Son muchos los aspectos que nos pueden ocupar al tratar la quimérica dimensión de la Deontología Jurídica, sobre todo porque la Deontología puede ser una gran verdad o una gran mentira, muchas normas o ninguna, una necesidad o una realidad, una imposición o una convicción. Y en todo ello emerge un panorama turbado por incesantes normas que tratan de ordenar elementos del “yo” profundo, y que mucho tienen que ver con la cuna de cada cual, con la vocación íntima, y con la formación responsable personal y profesional.
Hay que resaltar la preocupación nacional e internacional por regular el comportamiento ético y deontológico de los profesionales del Derecho. Se mencionan la honradez, la probidad, la rectitud, la lealtad, la diligencia, la veracidad, la independencia, el secreto profesional, las incompatibilidades, la función social, la integridad… Todo ello se exhibe y expone en los códigos y estatutos de mil formas, y, en cambio, no se despeja esa sensación de vacío, de bandera que ondea desde siempre jalonada por mil fotos e infinitos desplantes.

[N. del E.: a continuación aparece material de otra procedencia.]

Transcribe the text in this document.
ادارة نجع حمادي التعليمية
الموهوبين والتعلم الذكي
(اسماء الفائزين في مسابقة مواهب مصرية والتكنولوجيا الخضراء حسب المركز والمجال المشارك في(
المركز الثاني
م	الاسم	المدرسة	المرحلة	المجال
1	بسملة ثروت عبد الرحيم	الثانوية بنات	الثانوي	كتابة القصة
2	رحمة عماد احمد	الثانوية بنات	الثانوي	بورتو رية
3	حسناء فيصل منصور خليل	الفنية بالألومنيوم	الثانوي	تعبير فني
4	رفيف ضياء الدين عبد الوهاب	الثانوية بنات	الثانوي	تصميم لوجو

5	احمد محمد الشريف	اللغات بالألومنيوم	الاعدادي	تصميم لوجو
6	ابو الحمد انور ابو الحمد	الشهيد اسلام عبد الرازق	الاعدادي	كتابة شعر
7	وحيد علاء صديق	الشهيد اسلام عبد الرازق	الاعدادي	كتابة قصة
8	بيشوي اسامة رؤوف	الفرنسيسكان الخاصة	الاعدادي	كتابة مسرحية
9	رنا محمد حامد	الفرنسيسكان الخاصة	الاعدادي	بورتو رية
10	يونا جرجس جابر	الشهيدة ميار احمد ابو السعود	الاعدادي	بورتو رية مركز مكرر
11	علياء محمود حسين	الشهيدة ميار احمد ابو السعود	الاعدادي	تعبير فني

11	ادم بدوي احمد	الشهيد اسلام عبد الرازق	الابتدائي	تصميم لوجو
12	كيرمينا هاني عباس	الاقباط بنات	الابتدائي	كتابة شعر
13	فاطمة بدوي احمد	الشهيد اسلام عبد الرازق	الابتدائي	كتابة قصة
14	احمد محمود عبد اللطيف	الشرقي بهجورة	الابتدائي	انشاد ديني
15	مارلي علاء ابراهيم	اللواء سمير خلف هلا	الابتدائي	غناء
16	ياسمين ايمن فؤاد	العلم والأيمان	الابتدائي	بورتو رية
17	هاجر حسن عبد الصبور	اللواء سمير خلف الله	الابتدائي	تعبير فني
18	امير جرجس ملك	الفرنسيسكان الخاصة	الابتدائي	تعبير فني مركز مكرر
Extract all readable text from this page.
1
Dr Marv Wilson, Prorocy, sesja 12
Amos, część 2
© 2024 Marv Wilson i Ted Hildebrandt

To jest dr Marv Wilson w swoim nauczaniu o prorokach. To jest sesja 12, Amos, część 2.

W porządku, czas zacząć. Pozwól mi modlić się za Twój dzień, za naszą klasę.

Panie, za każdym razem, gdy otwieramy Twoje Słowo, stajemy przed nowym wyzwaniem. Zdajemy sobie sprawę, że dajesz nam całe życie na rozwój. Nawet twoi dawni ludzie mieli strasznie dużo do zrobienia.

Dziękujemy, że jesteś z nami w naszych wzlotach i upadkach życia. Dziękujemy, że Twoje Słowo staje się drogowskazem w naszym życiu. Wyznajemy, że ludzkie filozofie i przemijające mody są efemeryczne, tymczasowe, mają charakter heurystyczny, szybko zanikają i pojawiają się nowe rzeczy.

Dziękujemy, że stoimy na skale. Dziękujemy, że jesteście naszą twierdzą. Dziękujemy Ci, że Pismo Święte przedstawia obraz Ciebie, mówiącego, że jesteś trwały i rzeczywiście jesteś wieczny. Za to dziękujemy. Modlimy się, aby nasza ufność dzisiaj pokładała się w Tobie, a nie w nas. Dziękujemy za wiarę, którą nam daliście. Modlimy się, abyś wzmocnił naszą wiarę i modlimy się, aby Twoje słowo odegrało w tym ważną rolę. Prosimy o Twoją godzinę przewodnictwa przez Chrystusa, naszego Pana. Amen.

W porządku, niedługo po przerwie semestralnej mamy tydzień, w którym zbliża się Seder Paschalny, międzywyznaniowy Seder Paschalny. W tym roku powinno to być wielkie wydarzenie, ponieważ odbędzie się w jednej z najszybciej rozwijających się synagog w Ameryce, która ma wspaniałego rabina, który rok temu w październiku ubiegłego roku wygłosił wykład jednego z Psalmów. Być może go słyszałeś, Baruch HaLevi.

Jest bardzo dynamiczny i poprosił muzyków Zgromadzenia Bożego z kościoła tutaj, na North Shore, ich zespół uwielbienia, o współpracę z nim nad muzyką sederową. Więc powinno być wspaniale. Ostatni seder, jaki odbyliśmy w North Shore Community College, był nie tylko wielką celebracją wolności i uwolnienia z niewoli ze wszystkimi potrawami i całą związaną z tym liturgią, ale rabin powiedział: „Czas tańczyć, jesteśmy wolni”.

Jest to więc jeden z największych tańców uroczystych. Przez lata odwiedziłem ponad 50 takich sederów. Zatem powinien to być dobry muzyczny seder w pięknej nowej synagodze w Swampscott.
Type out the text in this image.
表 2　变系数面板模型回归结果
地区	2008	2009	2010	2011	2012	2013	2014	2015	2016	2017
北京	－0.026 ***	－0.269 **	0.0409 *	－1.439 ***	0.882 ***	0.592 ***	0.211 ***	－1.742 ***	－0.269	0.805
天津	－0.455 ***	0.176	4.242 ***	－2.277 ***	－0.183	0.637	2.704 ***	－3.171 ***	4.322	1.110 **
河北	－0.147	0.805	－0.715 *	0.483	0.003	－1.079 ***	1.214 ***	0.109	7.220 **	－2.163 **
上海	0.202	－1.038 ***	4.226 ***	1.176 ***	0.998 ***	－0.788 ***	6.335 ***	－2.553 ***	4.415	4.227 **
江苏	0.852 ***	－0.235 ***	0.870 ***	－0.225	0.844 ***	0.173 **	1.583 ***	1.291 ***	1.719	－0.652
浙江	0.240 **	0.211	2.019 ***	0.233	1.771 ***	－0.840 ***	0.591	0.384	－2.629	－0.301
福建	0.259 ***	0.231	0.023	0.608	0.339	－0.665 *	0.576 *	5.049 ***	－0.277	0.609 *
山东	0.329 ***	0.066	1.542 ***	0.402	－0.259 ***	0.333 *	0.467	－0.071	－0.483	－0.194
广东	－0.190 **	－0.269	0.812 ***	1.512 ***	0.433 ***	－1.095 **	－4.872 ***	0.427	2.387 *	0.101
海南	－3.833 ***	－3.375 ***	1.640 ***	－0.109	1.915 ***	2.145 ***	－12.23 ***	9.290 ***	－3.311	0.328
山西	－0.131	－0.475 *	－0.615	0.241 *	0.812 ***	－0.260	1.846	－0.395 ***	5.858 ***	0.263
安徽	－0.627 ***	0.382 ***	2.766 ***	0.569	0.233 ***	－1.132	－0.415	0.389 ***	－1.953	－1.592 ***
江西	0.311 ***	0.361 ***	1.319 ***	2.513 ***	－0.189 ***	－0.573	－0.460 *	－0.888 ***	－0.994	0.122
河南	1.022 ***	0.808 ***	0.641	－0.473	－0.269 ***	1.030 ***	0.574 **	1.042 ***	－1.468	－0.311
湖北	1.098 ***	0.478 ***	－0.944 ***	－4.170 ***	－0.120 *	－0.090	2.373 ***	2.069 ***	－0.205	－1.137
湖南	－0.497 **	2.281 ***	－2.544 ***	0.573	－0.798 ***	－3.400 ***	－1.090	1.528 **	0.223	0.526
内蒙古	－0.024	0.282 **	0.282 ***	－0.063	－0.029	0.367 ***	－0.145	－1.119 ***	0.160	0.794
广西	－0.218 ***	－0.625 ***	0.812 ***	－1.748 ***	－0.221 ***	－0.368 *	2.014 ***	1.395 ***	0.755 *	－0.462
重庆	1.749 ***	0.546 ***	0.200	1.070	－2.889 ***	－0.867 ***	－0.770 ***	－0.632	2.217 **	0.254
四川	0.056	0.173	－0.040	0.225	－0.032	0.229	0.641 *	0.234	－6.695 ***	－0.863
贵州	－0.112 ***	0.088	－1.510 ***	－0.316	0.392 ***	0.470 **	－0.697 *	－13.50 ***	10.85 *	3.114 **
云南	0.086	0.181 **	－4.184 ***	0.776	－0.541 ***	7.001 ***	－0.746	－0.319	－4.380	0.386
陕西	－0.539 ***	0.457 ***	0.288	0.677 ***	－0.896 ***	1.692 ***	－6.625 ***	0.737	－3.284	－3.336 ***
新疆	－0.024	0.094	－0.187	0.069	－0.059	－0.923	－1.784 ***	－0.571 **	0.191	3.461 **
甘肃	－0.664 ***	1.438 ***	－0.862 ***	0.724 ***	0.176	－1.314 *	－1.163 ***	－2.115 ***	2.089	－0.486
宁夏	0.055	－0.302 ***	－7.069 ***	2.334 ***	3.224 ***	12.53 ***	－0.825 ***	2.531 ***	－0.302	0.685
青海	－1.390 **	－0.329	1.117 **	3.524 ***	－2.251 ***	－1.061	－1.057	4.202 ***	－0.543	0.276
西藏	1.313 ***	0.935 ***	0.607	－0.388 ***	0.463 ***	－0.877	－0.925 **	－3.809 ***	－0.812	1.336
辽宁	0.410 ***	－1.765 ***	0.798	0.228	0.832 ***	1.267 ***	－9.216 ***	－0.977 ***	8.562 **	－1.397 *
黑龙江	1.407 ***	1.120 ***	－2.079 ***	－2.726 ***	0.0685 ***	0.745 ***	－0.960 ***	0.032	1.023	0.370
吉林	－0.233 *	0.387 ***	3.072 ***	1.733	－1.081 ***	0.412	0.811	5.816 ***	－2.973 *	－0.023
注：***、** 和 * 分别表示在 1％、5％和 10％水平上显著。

Son necesarias las normas, pero mucho más importante es su exigencia, su conocimiento convencido, su aplicación y la valoración de aquel que las atiende.
Uno contempla con ánimo romántico estas propuestas desde un despacho mientras espera que un compañero le devuelva una llamada, mientras se recupera de una contestación despectiva, mientras se desespera por las tácticas dilatorias de un letrado defensor de un insolvente, mientras asiste abochornado a una vista donde el letrado contrario exhibe comunicaciones profesionales sin el más mínimo pudor… ciertamente, mientras ejerce la profesión, y contempla triste la Deontología como una bandera de los débiles, o como un refugio de teóricos o “quijotes solitarios”.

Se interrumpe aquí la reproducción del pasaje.